**Shared-Memory-Consistency-Models**

1. **Problem**

The paper concerns with memory consistency and concurrency efficiency, which is a necessary topic resulted from the concurrent programs. No matter the program is executed on a uni-processor or multi-processor machine, the instructions of the program can be re-ordered either by the hardware or the compiler. Thus, the outcomes of the memory operations might differ from that of the sequential execution.

**B. Importance**

Concurrency program and multi-core processing is ubiquitous nowadays. There often exists trade-off between efficiency and memory consistency. For ensuring a certain level of memory consistency, not only the hardware but also the software design would be involved. In a architecture with cache structures, cache coherence is important to guarantee correctness of the programs.

**C. Solution**

The authors formulate their memory-consistent models in both system and programmer center perspective. They propose a read and write instructions order relaxation method that can mostly ensure the atomicity requirement. Relaxed reordering models fall into two categories, one distinguishes instructions by type and impose ordering constraints, another one explicit impose memory operations’ order. The model classifies synchronous instructions into *acquire* and *release* types, which requests and grants permission to memory locations. The release consistency has three models that use memory barriers, which maintain memory operations order before or after them. A programming-centric model defines synchronous operations as any operations that form a race with other operations in any sequentially consistent execution, while all others are data operations. To ensure the program correctness, the compiler must differentiate synchronous and data operations. Compiler-led program instructions reordering provide more flexibility and hence better performance than the hardware based optimization, as indicated by the paper. But it increases the program complexity by exposing the programmers to more low-level optimization of the model. The paper also summarizes the commercial models that adopts the memory relaxation model but doesn’t provide any experiment statistics to evaluate the

Performance quantitatively.

**D. Comments**

The paper uses diagram to clearly explain the logic and efficacy of the system- and program-centric memory relaxation model. They demonstrate how memory inconsistency comes into play in different scenarios. The authors also introduce the commercial use of each type of models. One thing the authors could improve is to conduct experiments regarding these optimization and provide quantitative details.
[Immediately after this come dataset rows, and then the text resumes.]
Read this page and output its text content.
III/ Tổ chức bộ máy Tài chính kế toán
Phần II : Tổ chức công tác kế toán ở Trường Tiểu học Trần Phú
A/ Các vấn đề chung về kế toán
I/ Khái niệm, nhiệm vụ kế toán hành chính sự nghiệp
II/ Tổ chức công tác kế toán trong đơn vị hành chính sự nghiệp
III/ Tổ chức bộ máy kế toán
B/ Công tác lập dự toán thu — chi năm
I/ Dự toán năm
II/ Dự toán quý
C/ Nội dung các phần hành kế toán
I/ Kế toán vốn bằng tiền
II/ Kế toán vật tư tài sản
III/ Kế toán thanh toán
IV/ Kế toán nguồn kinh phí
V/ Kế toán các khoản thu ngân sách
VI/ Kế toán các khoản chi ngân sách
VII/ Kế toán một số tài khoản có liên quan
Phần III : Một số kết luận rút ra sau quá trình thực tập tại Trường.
**Pioneering Chiplet Technology and Design for the AMD EPYC and Ryzen Processor Families**

1. **Problem**

There has been a growing demand for computation power whilst the increase rate of transistor density on microchips have slowed down due to the heightened cost of producing chips. Since there is a practical ceiling on how large silicon die can be manufactured, producing large chip won’t suffice the demand either.

**B. Importance**

The prevalence of Machine Learning-related models have incurred enormous amount of training power. Due to the multiplicity of processor product designs, the cost of semiconductor manufacturing and the limitation of the silicon die size, the naive solutions of sufficing the computation power demand have been ruled out.

**C. Solution**

the authors present two use cases of the multi-chiplet deisgn based on disintegration, which has been existent in pre-Moore’s era.The first use case is AMD EPYC™ processor. EPYC adopts 4 identical chips of which the cost is 0.59 of the monolithic chip. Individual chiplet may be harvested and repurposed into multi-core chiplets of different designs even with some defects. Multi-chiplets incur some inter-chiplet latency. This is largely due to the remote memory request to DDRs on other chiplets. Regarding the 2nd generation of AMD EPYC, they use a dual-chip design with one chip utilizing the cutting-edge 7nm die and the other a mature 12nm die. They have measured that fully transforming a 14nm chip to 7nm will be much less cost-effective. To implement the multi-chiplet design, AMD has to deal with several challenges such as packaging with silicon interposers with latency and power efficiency requirements and satisfying different bump pitches to connect the chiplets to the package substrates. The 2nd Gen. AMD EPYC also requires IFOP hop for every memory request, providing much more uniform memory access latency. Finally, the authors use charts to evaluate the cost and the performance of the EPYC design. The gap of die cost between monolithic and multi-chiplet design increases super linearly with the number of core. A second use case is 2nd Gen. AMD Ryzen™, which consists of two CCDs and a “client IOD” constructed with the silicon design of 2nd Gen. AMD EPYC™. AMD Ryzen™ inherit the multi-chiplet benefits of AMD EPYC. As the parametric variations could lead to performance difference between the cores, Ryzen measures the performance of core complexes to help allocate the threads to the fastest core.

**C. Comments**

The authors have done a great job showing the chip design in diagrams and explaining the multi-chiplet rationale. They also present some simplistic quantitative cost comparison between multi-chiplet and monolithic chiplet design and performance comparison across multi-chiplet generations. But it could be also helpful if they present performance comparison between multi-chiplet and monolithic chiplet designs in terms of latency and throughput.